Good Ol’ Freda


Good Ol’ Freda brought out my inner fan girl. As an avid lover and listener of The Beatles, I can’t help but imagine what it would be like to be a part of their rise to international fame. This is the story that Freda Kelly describes as she recounts her job as The Beatles’ secretary, telling her story for the first time in 50 years.

Freda Kelly and Paul McCartney outside the Atlantic Hotel in Newquay, 1967, during filming of Magica

Kelly humbly begins the film asking the question, “Who would want to hear the secretary’s story?” Kelly charmed me right away with her gentle demeanor and endearing English accent. The film flows through the years of 1961 to 1972 as Kelly reminisces about seeing The Beatles for the first time to answering the thousand of fan mail letters she received everyday.

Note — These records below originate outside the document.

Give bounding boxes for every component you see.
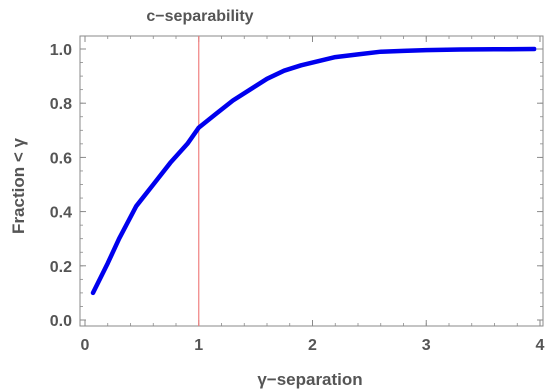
- y-tick-label: 0.6: [50, 150, 72, 167]
- chart-title: c−separability: [146, 8, 253, 25]
- x-tick-label: 3: [422, 337, 431, 354]
- y-tick-label: 0.2: [50, 259, 72, 276]
- plot-frame: [79, 35, 544, 327]
- y-tick-label: 0.4: [50, 205, 72, 222]
- y-tick-label: 0.8: [50, 96, 72, 113]
- y-tick-label: 0.0: [50, 313, 72, 330]
- x-tick-label: 1: [194, 337, 203, 354]
- x-axis-title: γ−separation: [257, 370, 362, 389]
- x-tick-label: 2: [308, 337, 317, 354]
- y-tick-label: 1.0: [50, 42, 72, 59]
- x-tick-label: 4: [536, 337, 545, 354]
- y-axis-title: Fraction < γ: [9, 138, 28, 234]
- x-tick-label: 0: [81, 337, 90, 354]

The film does not expose any exciting or revealing information, but is strung along through Kelly’s voiceover, recounting historical events while providing her own backstage view. As Kelly relays her story, archival photos and footage make there way across the screen.

Demonstrating a simple structure, the film goes through Beatles’ history year by year intertwining Beatles music, archival footage and talking heads of Kelly in the present. I enjoyed the black and white photos as they seemed to create a flipbook that placed me back in time. The filmmakers’ effort can be seen as much of the pictures directly correlated to the story being told.


I also thought it was effective to place Kelly in some of the landmarks of her past. For example, as Kelly recounts her daily visits to see Ringo’s mother for tea, Kelly walked down the street of the former residence. While Good Ol’ Freda takes a laidback approach to an expository documentary, I found it interesting to watch and even choked up as Beatlemania came to a close.

Kelly’s spirit and loyalty shine throughout the documentary and it was truly wonderful to learn about her life. Kelly agreed to participate in the documentary after all these years as a tribute to her children. After her son Timothy passed away without learning of her past, Kelly utilized this documentary as a way to share her contribution to music and culture with her grandson. She explains, “I would like him to be proud of me and see how exciting my life was in the 60s and the fun I had.” And I’m sure he will be.